A Europe that urges EU member states to carry out reforms and modernization of institutions so that they become effective in serving the needs of citizens.
A Europe of humanity that will not turn its face while people are experiencing difficult times.
So the question should not be whether our place is in Europe, but in which Europe and in particular, which euro. The political battle in Europe today can be summarized as a new confrontation between the center and periphery, a confrontation that most believed had finally finished. Without doubt, however, Europe is gradually transforming into a modern Union where the center, and especially Germany, sucks resources and precludes productive development of the region with austerity rules, forces monitoring by the individual economies of its own production plan and imposes quasi-preferential treatment for its own business, which is activated by memoranda.
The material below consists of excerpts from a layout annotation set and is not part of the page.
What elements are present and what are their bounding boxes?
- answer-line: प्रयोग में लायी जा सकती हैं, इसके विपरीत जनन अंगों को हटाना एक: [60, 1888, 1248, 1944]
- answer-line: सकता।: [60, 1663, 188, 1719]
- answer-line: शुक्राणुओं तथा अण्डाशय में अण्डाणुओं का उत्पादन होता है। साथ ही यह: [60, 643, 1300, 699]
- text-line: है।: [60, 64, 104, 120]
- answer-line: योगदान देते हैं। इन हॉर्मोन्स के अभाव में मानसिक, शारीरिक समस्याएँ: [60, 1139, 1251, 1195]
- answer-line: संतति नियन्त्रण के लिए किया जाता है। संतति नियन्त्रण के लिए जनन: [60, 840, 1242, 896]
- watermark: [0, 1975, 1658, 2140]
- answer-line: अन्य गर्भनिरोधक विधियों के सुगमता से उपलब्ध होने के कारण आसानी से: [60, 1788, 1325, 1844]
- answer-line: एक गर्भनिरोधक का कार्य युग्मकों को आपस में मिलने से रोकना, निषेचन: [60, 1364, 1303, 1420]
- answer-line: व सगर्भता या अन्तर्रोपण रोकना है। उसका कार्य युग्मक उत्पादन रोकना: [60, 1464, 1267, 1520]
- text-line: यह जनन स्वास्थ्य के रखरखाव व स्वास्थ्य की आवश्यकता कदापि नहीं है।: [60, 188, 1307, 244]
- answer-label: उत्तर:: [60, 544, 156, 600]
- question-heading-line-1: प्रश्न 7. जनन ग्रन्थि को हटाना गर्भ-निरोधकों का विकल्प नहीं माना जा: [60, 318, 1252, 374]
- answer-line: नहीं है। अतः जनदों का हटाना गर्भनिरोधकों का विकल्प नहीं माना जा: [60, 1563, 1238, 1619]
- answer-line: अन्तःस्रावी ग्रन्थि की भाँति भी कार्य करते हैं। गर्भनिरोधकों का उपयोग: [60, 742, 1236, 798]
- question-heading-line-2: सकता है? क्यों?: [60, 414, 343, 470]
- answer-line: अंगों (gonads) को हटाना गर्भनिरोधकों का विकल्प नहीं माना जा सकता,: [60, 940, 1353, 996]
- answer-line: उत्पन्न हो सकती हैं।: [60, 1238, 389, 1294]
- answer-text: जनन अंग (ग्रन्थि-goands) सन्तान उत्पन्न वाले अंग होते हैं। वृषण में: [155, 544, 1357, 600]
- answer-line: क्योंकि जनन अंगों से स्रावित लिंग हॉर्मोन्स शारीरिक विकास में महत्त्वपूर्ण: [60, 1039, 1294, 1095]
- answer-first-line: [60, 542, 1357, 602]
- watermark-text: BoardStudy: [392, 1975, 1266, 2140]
Thus, the center requires green energy when Germany sells photovoltaic panels, armament programs when buying shipyards, special crops in agriculture while looting public manufacturing companies as part of a larger loan agreement.
As for Greece, this special "Germanization" of the Greek economy has cost not only financially, but also in basic terms of democracy. That is why the battle against the memoranda is not just a battle for the welfare of citizens, but it takes on the character of a quasi-national liberation struggle. The plan of the center is no longer convergence, but deviation, and Europe has nothing to do with Europe of 1979, for example, but especially with our national interests. Therefore, if the question is whether the leash on the country will be long or short, then the answer is that the country will get rid of the leash. Above Europe, the euro and any other obsession, must lie the interests of each country, the strengthening of its national existence, democracy and institutions. The question is not where you belong, but on what terms.
The Europe of the Renaissance and the Enlightenment, art, science, philosophy, revolutions and movements, does not live there anymore. The great wealth of modern European civilization stepped on the two bases of reaction to the oppressors of Europe and the other inspired by Greek culture, ancient and Byzantine. All the intellectuals, artists and people of science in Europe remained European, lived in Europe and built Europe and its culture. The difference is that they lived in an "other Europe," which is very far from the Europe of nowadays.
After all, nothing in the universe is eternal, not even galaxies. People go ahead, even if they reciprocate.
There are procedures that define how Europe respects human rights and diversity. At the same time everyone should be reminded in Brussels that there are more serious problems to solve such as the millions of unemployed, the outbreak of the crisis in Ukraine and the gap between north and south among others.
It is obvious that what dominates the people of Europe is a disappointment in how the EU operates, formed by a board of directors that determines the future of the EU and the member states. It is clear, however, that changes need a lot of work and collective effort. The prevalence of a different Europe is not easy. At this stage, it is obvious that the big problem is financial, which certainly affects de facto issues relating to the institutional functioning of the EU.
Since my childhood I had a vision of a united Europe.
I analyzed all the values of solidarity, respect for human dignity, freedom, democracy, equality, the rule of law and respect for human rights.
I believed in a multicultural Europe with common goals for the future and respect for people who have different personalities, nationalities and religions - a common homeland that ensures peace, security, development, free and fair trade and the eradication of poverty. Everything sounded perfect and offered a good atmosphere among the peoples of Europe, a sense of security and confidence for the future.
I was cultured in the name of those European rules. And suddenly the system collapsed. Was it possible for the vision of a united Europe that believed in a competitive globalized reality? And what will happen the day after?
The answer is within us, in the individual conscience of each and the restatement of our values.